By Will Chu from Amsterdam

- Last updated on GMT

Related tags Nutrition

The progress of personalised nutrition is being hampered by the food industry’s ‘lack of trust and transparency,’ in product composition and effects on health.

Presenting at the Personalised Nutrition 2.0 Congress in Amsterdam, Nard Clabbers, senior business developer, personalised nutrition and health for TNO, lamented at the quality of nutritional information available that informed consumers of the food they were eating.

“What is extremely important for the industry is the enormous lack of trust and transparency that we see today in the food industry,” he said.

“If everything is known, if it is known what is inside a product and its health effect on the body, that will really be a big change in the industry as we know it.”  

“No one is interested in food advice from the big food makers,” he added. It’s not trustworthy. We really need to think about business models that involve a lot of parties that add value to our consumers.”

Consumer empowerment

Consumer empowerment
Consumer empowerment would come in the form of tailored personal dietary advice. Image: ©Nard clabbers

Clabbers proposed the creation of a multidisciplinary research ecosystem that harnessed nutritional, technological and social approaches to enable personalised nutrition and consumer empowerment.

He advocated consumer empowerment via tailored personal dietary advice that took into account individual parameters.

These parameters included personal preferences, motivational goals, habits, social environment, genotype, phenotype, and broad measures of personal health status.

Clabbers believed personalised nutrition was much more than the food and nutrition aspect. He thought that different scientific disciplines would converge to find solutions. These would involve the nutritional sciences such as systems biology, the data sciences and the behavioural sciences.

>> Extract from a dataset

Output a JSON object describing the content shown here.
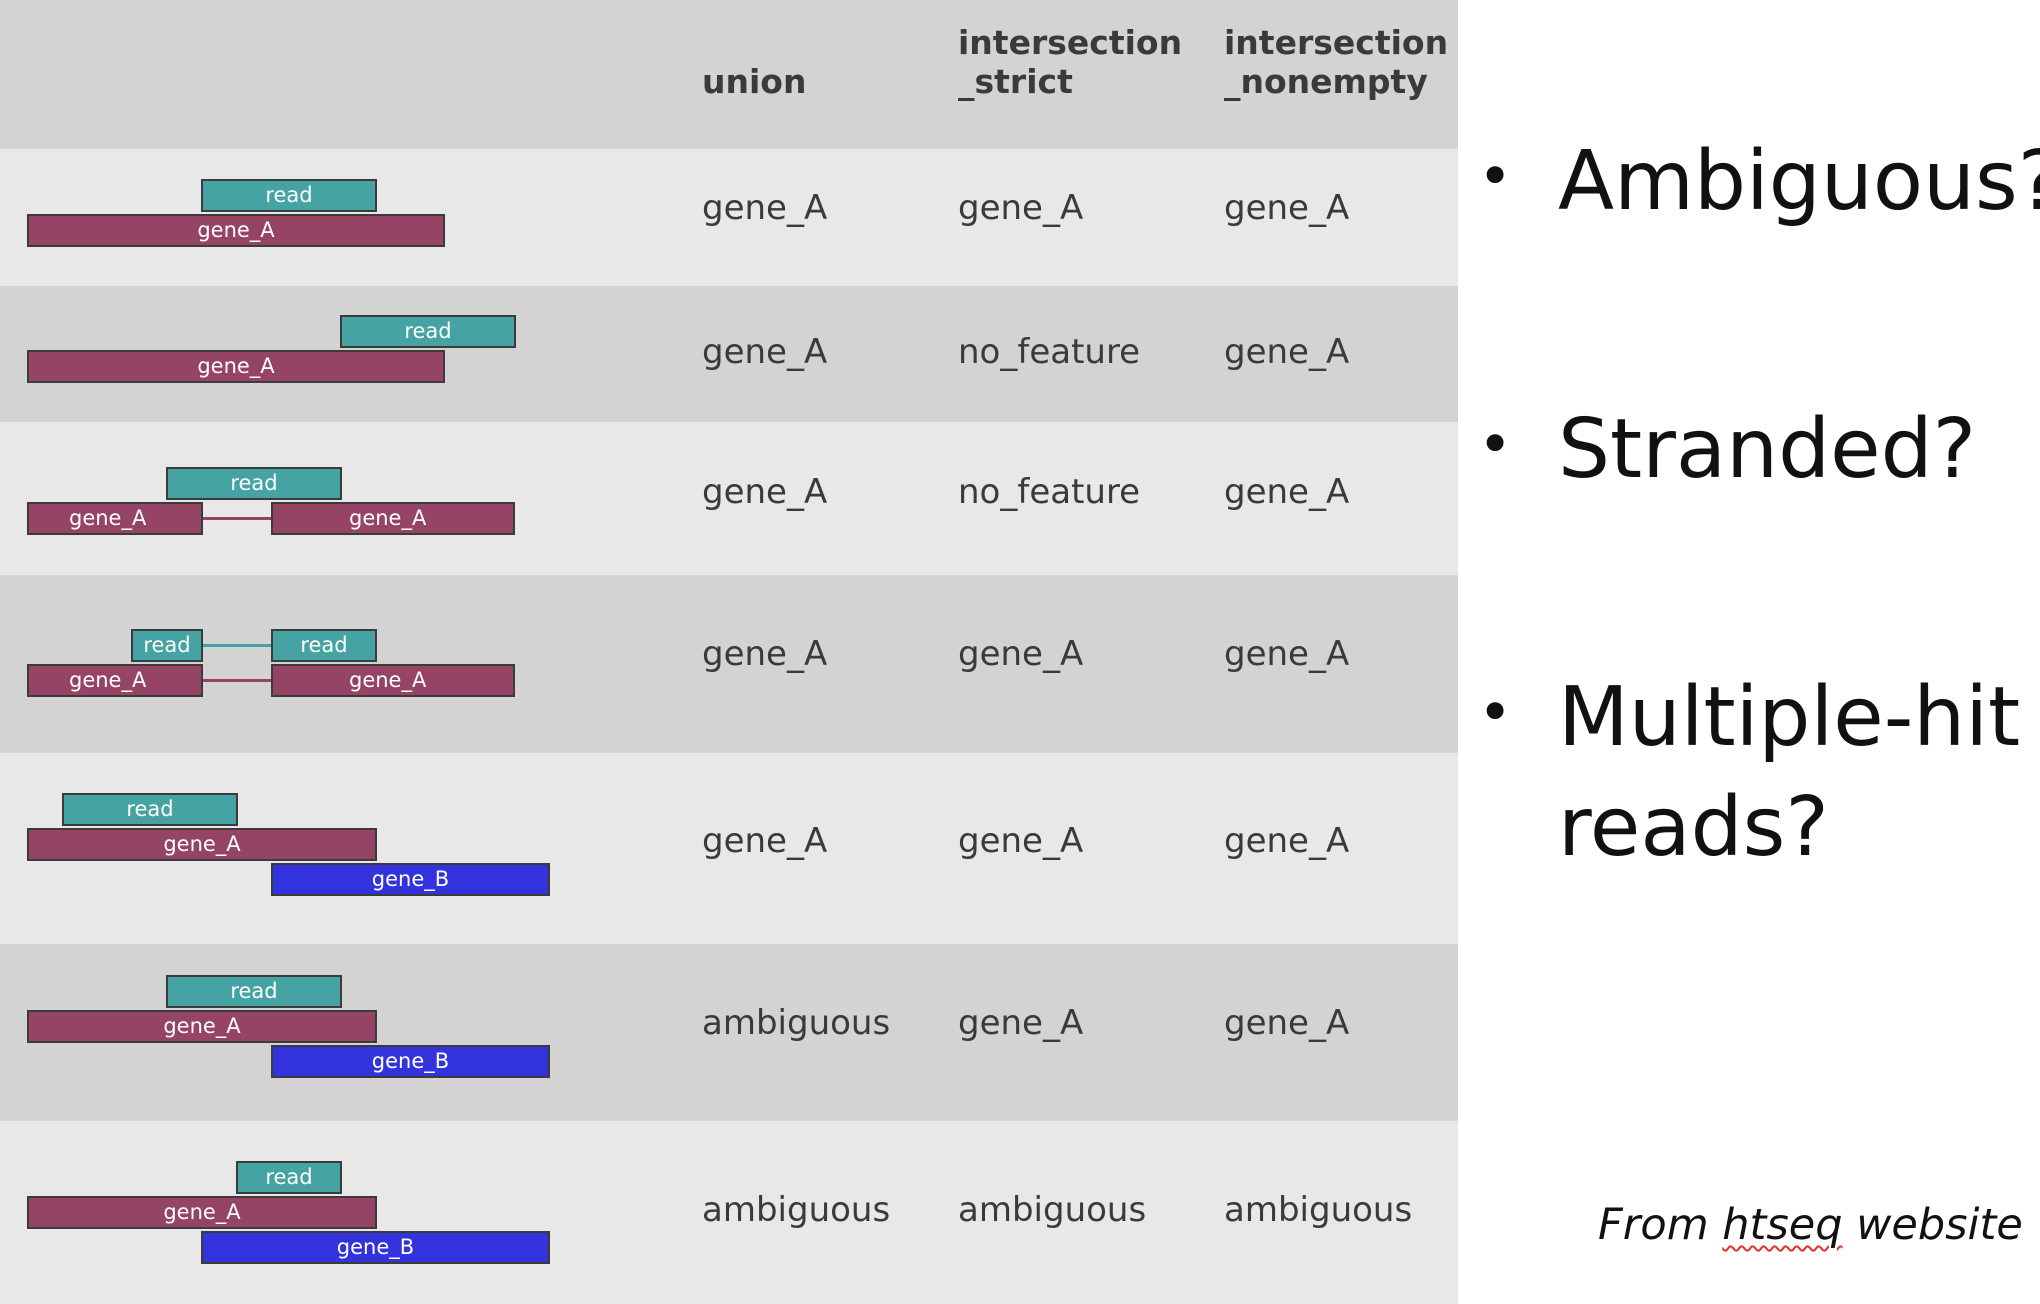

“The behavioural scientists are people, who have to translate what nutritionists have found out and apply it to real life,”​ he explained.

“The behavioural change is the thing that’s difficult. We know what we should eat. But how to get people to do it, that’s actually the difficult part.”  

“The nutritional aspect of personalised nutrition can be used to empower people to make the right choice.”

3D personalised food

3D printed food
Clabbers spoke about how food could be reformed to aid those with swallowing difficulties. Image: ©Nard Clabbers

Clabbers introduced a unique concept in which 3D food was printed in a personalised fashion that would not only be nutritionally superior but aid those with physical difficulty in eating.

“Food can be modified in a way to include specific nutritional content. Consistency too can be changed in such a way that people with swallowing problems can eat food that look like certain foods. The appearance of food is all important in stimulating the appetite.”

He concluded by predicting the convergence of two trends. Health and wellness would assimilate well with the advent of a digital and technology revolution.

“This is personalised nutrition 2.0,”​ he stated. “Personalised nutrition is now become much more data-driven, with measurements of day-to-day changes self-managed in order to measure the bio-psycho-social aspects of health.”

“Therefore future business models will be knowledge driven, and personal data will be connected and enriched with peer’s ‘big data’?”